1. Client-side. TNet's server doesn't run Unity, nor does it know/care anything about what you're doing on the client side. Clients send messages to other clients through the server.

2. Thousands if you're smart about it. The most I've seen was when I launched Windward. I had over 300 players connected to my server that was running on my dev computer (same one I was using to develop) launched in debugging mode via Visual Studio on a regular household broadband connection and its memory usage was ~250 MB with bandwidth usage of about 1.8 megabytes per second (of course this will vary depending on your game and how much data you will send). CPU usage was about 2-4%.

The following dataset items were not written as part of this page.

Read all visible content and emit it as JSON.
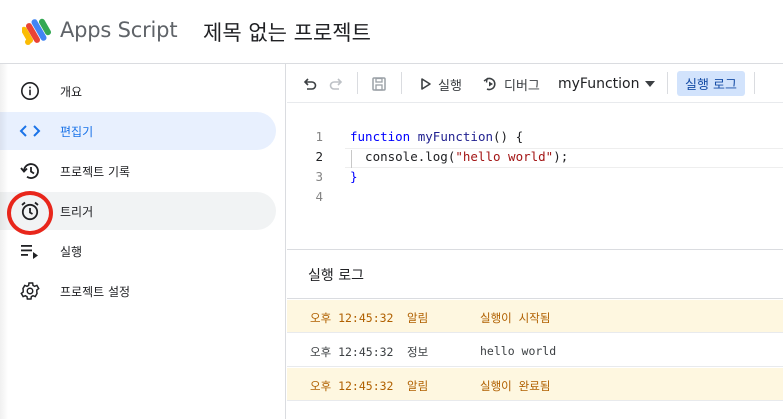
{
  "header": {
    "app_name": "Apps Script",
    "project_title": "제목 없는 프로젝트"
  },
  "sidebar": {
    "items": [
      {
        "label": "개요",
        "icon": "info-icon",
        "state": "normal"
      },
      {
        "label": "편집기",
        "icon": "code-icon",
        "state": "active"
      },
      {
        "label": "프로젝트 기록",
        "icon": "history-icon",
        "state": "normal"
      },
      {
        "label": "트리거",
        "icon": "alarm-clock-icon",
        "state": "hover"
      },
      {
        "label": "실행",
        "icon": "executions-icon",
        "state": "normal"
      },
      {
        "label": "프로젝트 설정",
        "icon": "gear-icon",
        "state": "normal"
      }
    ]
  },
  "toolbar": {
    "run_label": "실행",
    "debug_label": "디버그",
    "function_name": "myFunction",
    "log_toggle_label": "실행 로그"
  },
  "editor": {
    "lines": [
      {
        "num": "1",
        "text": "function myFunction() {"
      },
      {
        "num": "2",
        "text": "  console.log(\"hello world\");"
      },
      {
        "num": "3",
        "text": "}"
      },
      {
        "num": "4",
        "text": ""
      }
    ]
  },
  "log": {
    "title": "실행 로그",
    "rows": [
      {
        "time": "오후 12:45:32",
        "level": "알림",
        "message": "실행이 시작됨",
        "type": "warn"
      },
      {
        "time": "오후 12:45:32",
        "level": "정보",
        "message": "hello world",
        "type": "info"
      },
      {
        "time": "오후 12:45:32",
        "level": "알림",
        "message": "실행이 완료됨",
        "type": "warn"
      }
    ]
  },
  "colors": {
    "accent": "#1a73e8",
    "active_bg": "#e8f0fe",
    "warn_bg": "#fef7e0",
    "warn_text": "#b06000",
    "highlight_ring": "#e8261b"
  }
}
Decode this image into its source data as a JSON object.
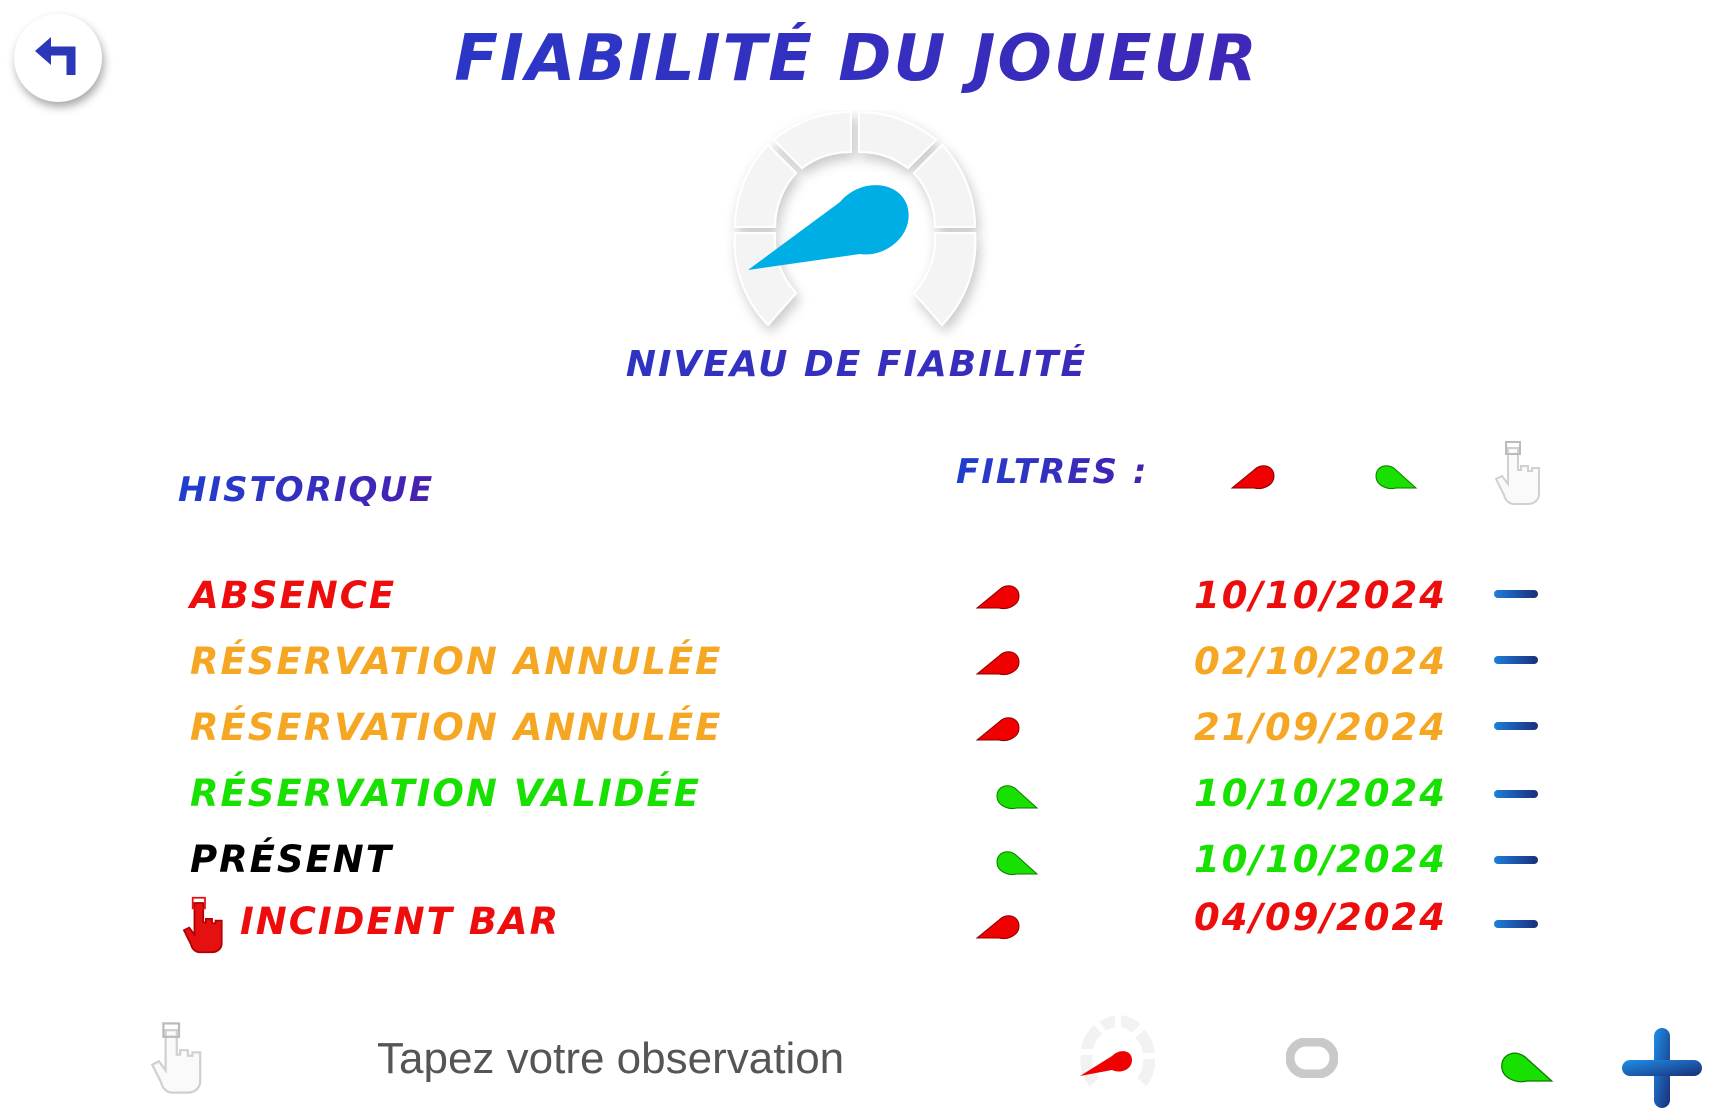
{
  "header": {
    "title": "FIABILITÉ DU JOUEUR",
    "back_icon": "return-arrow-icon"
  },
  "gauge": {
    "label": "NIVEAU DE FIABILITÉ",
    "needle_color": "#00aee6",
    "icon": "reliability-gauge-icon"
  },
  "history": {
    "title": "HISTORIQUE",
    "filters_label": "FILTRES :",
    "filters": [
      {
        "icon": "red-needle-icon",
        "color": "#f00000"
      },
      {
        "icon": "green-needle-icon",
        "color": "#18e000"
      },
      {
        "icon": "hand-pointer-icon"
      }
    ],
    "rows": [
      {
        "label": "ABSENCE",
        "date": "10/10/2024",
        "label_color": "#ee0d0d",
        "date_color": "#ee0d0d",
        "indicator": "red",
        "action_icon": "minus-icon"
      },
      {
        "label": "RÉSERVATION ANNULÉE",
        "date": "02/10/2024",
        "label_color": "#f5a623",
        "date_color": "#f5a623",
        "indicator": "red",
        "action_icon": "minus-icon"
      },
      {
        "label": "RÉSERVATION ANNULÉE",
        "date": "21/09/2024",
        "label_color": "#f5a623",
        "date_color": "#f5a623",
        "indicator": "red",
        "action_icon": "minus-icon"
      },
      {
        "label": "RÉSERVATION VALIDÉE",
        "date": "10/10/2024",
        "label_color": "#18e000",
        "date_color": "#18e000",
        "indicator": "green",
        "action_icon": "minus-icon"
      },
      {
        "label": "PRÉSENT",
        "date": "10/10/2024",
        "label_color": "#000000",
        "date_color": "#18e000",
        "indicator": "green",
        "action_icon": "minus-icon"
      },
      {
        "label": "INCIDENT BAR",
        "date": "04/09/2024",
        "label_color": "#ee0d0d",
        "date_color": "#ee0d0d",
        "indicator": "red",
        "action_icon": "minus-icon",
        "leading_icon": "red-hand-pointer-icon"
      }
    ]
  },
  "observation": {
    "placeholder": "Tapez votre observation",
    "hand_icon": "hand-pointer-icon",
    "mode_icons": [
      "red-gauge-icon",
      "neutral-zero-icon",
      "green-needle-icon"
    ],
    "add_icon": "plus-icon"
  },
  "colors": {
    "title_start": "#1f3fcf",
    "title_end": "#4a1fae",
    "red": "#f00000",
    "orange": "#f5a623",
    "green": "#18e000",
    "blue_accent": "#00aee6"
  }
}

3. I never advise making MMOs. It's like setting out to make the next Minecraft. While you could do it in theory, the chances of you actually succeeding are slim. MMOs require an absurd amount of security / anti-cheating / anti-hacking logic on the server side, especially when you consider having thousands of concurrent clients, let alone hundreds of thousands like in World of Warcraft. Could you do it using TNet? Sure. But to do it right you can expect to add quite a bit of additional security to the server itself if you plan on doing it right.

The word "MMO" in general is a very loose term these days. Some called Windward an MMO because of the hundreds of concurrent players I've had playing it on the same server -- but is it? I wouldn't call it that.